L’industrie du conseil doit donc opérer sa propre révolution cognitive, sans avoir peur d’un avenir qui se révélera, j’en suis convaincu, infiniment plus prometteur que certains ne le craignent. A l’image de ce qui se passe dans l’industrie 4.0, il faut développer un Consulting 4.0. Les sociétés de conseil qui resteront à l’écart de cette révolution de l’intelligence deviendront de simples transmetteurs. Ceci ne pourra se réaliser qu’à deux conditions : investir dans le développement de programmes d’IA et diversifier les profils de recrutement en arrimant massivement les Data Scientists aux équipes existantes. Plusieurs scénarios de pénétration de l’IA dans le métier de consultant sont possibles : du simple support à la substitution, en passant par le scénario le plus probable, la collaboration. Avec des variantes : du développement des plateformes industrialisées mises à disposition des entreprises clientes à la constitution d’« usines de cas d’usage » proposées par des consultants experts. La démarche commune consiste à concevoir et déployer des Consulting Bots qui ont vocation à devenir de véritables centres de profit, parfois de petite taille. D’ici trois ans, ces activités pourraient représenter 10% du marché du consulting.
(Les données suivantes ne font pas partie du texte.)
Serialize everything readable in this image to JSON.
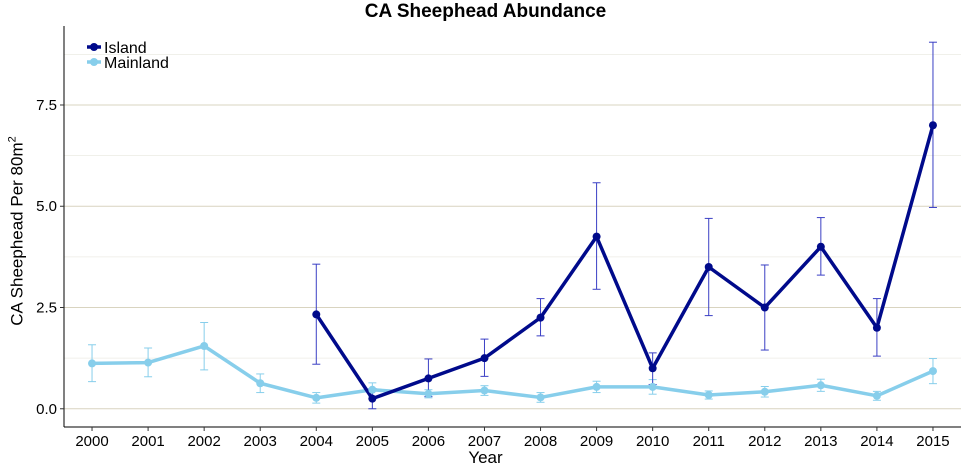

Une chose est certaine : le métier de consultant est aujourd’hui radicalement différent de celui que j’ai connu quand j’ai créé Sia Partners il y a 18 ans. D’ici 3 ans, nous serons plus de 1.500 consultants, toujours en croissance et en même temps, nous aurons développé une centaine de consulting bots. Aucun consultant ne travaillera sans une boite à outils basée sur l’intelligence artificielle. Il faut développer des « consultants augmentés ». Ne plus raisonner en intelligence artificielle (contre intelligence humaine) mais en intelligence augmentée.